Early South American cherries could be in short supply after reports that rain and hail have caused significant damage to production in parts of central Chile and Argentina.
Investigators from the Pontifical Catholic University of Chile estimate that up to 40 per cent of early cherry production in central regions has been damaged or lost after heavy rains in October.
Most recently, one major grower-exporter tweeted on Wednesday: “Central Chile had 10-15mm of rain last night which had affected cherry harvests. Strong wind and cold temperatures at dawn were also registered.”
Marlene Ayala, a specialist in cherry production from the Pontifical Catholic University of Chile said early varieties like Royal Dawn, Brooks and Santina which are due to be harvested soon are the worst affected.
“Unexpected heavy rainfall that occurs when the fruit is starting to turn red and the sugars are forming can be very damaging because it causes the fruit to swell and the skin to split,” she told local newspaper El Rancaguino.

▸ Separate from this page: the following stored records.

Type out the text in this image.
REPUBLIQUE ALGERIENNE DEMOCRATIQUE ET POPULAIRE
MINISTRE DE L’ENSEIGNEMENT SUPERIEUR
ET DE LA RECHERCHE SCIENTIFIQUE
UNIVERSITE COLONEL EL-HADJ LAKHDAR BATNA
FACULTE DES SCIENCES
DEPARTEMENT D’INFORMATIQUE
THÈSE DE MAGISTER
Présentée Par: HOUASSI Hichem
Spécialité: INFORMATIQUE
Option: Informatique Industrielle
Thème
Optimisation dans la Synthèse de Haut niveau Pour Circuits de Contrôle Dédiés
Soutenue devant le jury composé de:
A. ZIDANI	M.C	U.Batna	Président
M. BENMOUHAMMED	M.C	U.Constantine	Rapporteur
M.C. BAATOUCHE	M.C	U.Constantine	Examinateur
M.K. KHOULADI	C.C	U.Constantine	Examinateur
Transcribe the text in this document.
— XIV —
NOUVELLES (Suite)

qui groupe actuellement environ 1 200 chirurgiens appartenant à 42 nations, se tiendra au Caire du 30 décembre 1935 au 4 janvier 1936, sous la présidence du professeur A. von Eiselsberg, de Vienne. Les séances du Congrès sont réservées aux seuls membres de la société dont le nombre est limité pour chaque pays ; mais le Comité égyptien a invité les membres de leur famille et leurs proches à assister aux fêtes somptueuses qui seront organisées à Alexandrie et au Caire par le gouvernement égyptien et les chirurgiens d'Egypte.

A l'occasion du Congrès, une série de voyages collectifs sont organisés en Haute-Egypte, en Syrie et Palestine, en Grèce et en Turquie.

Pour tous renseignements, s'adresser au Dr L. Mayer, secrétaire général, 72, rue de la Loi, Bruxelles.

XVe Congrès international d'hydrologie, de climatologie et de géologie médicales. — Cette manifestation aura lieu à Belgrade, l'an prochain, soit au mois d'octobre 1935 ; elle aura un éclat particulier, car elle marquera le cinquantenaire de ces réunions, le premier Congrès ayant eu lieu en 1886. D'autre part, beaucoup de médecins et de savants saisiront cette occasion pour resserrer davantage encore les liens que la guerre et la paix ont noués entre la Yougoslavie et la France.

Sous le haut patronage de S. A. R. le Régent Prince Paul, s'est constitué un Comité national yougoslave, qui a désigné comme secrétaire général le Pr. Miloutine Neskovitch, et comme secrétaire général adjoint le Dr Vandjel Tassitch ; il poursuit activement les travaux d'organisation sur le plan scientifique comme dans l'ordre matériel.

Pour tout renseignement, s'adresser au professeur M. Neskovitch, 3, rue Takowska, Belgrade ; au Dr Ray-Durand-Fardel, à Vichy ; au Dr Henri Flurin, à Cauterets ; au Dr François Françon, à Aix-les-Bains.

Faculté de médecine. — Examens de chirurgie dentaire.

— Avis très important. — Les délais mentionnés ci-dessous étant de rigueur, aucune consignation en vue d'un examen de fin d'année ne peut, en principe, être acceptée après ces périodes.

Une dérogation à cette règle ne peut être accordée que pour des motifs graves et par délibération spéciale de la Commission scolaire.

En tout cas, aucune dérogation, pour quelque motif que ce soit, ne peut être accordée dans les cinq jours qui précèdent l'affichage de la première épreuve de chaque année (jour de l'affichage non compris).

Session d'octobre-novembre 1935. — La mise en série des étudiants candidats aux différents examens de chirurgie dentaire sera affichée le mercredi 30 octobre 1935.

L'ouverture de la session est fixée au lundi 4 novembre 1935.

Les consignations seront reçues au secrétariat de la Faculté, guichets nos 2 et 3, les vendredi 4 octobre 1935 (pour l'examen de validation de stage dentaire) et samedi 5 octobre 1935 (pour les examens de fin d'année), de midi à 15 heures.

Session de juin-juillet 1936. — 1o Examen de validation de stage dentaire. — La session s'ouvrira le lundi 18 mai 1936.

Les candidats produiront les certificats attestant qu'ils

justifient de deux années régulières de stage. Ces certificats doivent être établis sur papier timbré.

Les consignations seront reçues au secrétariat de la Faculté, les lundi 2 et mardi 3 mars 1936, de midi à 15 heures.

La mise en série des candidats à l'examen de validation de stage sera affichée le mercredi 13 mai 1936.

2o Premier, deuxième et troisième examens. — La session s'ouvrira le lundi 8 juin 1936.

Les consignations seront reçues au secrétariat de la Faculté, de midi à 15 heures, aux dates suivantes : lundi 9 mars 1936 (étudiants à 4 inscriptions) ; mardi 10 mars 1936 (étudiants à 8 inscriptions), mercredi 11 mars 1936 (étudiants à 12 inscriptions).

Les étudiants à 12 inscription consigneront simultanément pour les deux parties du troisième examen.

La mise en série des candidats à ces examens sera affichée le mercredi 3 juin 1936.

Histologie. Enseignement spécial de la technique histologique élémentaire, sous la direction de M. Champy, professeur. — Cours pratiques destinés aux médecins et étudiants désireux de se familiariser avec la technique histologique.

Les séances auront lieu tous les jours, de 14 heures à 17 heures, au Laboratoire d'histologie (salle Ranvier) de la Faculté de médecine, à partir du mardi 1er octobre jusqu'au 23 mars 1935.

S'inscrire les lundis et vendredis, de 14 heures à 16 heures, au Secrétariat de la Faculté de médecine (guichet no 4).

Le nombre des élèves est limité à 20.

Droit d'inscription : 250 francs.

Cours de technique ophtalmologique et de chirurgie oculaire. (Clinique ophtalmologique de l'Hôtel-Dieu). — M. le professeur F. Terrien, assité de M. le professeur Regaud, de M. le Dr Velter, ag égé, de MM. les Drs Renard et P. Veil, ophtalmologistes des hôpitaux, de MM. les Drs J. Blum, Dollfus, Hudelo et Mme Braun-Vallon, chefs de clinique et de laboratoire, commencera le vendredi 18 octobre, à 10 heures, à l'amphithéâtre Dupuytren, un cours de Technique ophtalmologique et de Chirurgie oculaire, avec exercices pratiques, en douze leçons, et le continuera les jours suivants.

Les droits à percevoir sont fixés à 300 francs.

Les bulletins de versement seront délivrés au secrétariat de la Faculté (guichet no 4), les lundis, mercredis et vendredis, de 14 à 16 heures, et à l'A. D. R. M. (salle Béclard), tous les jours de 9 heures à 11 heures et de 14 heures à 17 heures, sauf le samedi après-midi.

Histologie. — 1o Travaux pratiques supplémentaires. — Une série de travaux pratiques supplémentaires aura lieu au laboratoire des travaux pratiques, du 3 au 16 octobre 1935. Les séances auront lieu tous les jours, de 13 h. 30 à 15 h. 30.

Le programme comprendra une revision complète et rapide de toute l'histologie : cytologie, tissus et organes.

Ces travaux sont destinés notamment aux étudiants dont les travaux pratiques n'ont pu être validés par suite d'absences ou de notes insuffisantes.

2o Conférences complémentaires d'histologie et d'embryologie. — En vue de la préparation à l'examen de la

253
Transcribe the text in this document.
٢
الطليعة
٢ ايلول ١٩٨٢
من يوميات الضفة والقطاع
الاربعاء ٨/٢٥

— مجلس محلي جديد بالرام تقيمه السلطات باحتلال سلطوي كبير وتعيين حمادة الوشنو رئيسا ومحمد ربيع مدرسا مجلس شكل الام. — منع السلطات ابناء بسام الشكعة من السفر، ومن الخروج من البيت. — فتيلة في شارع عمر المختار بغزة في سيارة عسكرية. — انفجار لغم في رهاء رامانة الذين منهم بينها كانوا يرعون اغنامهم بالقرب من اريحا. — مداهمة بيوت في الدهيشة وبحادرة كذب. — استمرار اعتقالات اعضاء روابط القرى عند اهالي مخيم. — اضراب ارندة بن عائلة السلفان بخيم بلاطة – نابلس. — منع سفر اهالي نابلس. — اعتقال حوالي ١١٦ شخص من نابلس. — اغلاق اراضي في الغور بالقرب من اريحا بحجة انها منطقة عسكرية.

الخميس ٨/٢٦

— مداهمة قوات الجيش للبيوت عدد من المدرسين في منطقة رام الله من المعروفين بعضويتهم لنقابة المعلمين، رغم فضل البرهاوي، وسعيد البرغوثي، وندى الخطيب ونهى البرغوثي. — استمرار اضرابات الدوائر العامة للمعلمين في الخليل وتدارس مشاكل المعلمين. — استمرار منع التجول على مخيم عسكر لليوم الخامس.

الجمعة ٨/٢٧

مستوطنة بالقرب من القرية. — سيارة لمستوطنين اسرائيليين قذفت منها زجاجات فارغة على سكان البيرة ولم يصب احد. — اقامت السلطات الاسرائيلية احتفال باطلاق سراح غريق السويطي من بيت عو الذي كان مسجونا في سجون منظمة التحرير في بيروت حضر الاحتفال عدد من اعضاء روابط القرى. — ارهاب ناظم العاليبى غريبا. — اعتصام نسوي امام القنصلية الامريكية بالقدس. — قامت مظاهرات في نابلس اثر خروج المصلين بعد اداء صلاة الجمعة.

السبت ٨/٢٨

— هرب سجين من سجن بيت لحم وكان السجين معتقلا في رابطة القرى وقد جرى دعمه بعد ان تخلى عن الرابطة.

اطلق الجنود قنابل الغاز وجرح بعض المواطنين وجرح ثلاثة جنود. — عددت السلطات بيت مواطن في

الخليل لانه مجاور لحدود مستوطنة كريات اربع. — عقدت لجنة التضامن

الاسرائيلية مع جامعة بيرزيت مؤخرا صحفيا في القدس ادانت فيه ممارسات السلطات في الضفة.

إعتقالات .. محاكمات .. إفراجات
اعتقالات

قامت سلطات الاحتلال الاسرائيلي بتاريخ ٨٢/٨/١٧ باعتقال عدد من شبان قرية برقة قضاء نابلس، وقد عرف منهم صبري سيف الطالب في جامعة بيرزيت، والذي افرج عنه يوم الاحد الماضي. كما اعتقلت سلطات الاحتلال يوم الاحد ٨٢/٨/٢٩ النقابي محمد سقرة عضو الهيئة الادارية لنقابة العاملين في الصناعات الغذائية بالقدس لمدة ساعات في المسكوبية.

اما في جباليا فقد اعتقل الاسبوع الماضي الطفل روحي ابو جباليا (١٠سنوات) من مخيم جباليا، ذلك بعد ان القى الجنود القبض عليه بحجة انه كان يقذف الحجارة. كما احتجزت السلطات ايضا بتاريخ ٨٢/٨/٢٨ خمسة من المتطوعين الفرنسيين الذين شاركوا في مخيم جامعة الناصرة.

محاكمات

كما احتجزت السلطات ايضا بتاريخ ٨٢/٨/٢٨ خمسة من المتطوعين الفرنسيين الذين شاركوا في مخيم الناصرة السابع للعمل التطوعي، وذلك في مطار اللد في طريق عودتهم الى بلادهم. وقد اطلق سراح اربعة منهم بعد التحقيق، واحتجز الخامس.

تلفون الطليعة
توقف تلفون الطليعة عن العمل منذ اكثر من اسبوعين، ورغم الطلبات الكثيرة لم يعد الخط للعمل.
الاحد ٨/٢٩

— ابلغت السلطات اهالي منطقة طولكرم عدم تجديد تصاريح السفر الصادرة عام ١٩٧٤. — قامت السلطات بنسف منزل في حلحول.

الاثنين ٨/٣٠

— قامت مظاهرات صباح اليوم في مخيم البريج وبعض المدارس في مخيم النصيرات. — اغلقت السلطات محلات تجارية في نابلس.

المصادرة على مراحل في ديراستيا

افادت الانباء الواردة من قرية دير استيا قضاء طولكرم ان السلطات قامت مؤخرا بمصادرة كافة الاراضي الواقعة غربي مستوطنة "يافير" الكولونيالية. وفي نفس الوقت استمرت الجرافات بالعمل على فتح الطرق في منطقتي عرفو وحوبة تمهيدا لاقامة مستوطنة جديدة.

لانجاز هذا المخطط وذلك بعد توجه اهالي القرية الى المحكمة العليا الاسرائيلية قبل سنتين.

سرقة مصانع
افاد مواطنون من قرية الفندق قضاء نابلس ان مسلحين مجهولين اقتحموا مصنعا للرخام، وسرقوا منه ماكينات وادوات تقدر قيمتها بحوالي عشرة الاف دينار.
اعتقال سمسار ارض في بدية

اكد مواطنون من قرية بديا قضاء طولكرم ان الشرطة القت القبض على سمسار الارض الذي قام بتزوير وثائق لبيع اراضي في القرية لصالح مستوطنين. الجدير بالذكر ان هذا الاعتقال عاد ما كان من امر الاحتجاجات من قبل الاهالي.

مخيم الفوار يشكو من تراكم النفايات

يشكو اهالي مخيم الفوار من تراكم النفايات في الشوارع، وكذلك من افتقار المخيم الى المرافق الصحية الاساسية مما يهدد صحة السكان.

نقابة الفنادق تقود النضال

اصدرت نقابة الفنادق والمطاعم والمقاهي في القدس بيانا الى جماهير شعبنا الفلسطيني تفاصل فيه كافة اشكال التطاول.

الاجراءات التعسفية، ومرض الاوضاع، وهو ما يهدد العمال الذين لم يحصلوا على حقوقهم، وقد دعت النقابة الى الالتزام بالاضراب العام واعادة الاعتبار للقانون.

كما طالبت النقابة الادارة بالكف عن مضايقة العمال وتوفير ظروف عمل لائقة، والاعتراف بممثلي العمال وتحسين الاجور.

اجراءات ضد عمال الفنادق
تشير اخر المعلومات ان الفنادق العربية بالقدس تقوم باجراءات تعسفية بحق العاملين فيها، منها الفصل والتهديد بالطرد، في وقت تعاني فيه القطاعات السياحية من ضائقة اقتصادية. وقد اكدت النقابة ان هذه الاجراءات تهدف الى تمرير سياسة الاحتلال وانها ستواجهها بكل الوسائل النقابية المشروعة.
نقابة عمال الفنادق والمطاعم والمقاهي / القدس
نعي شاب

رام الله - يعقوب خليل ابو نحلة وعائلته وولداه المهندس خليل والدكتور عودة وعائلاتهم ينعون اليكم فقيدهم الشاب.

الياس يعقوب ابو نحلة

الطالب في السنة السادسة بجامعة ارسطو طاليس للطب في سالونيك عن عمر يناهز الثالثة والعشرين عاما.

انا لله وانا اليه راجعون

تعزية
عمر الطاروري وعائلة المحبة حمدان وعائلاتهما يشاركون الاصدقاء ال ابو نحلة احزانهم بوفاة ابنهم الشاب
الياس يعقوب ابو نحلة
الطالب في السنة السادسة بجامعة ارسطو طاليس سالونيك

In Argentina, meanwhile, one of Neuquén’s biggest producers, Vista Alegre, reported that it had lost its entire cherry crop after last week’s rain and hailstorms. Managing director Carlos Enríquez said 600 tonnes of cherries that were due to be airfreighted to the US and Asia had been destroyed.
“I have never seen such a destructive storm in my life,” Enríquez said. “It has not only wiped out 200ha of cherry production but also caused 300 seasonal workers in the field and packhouse to lose their jobs.”
Vista Alegre has invested tens on millions of dollars in cherry production in recent years having identified a lucrative commercial window in November and early December before the peak of Chilean volumes come on stream.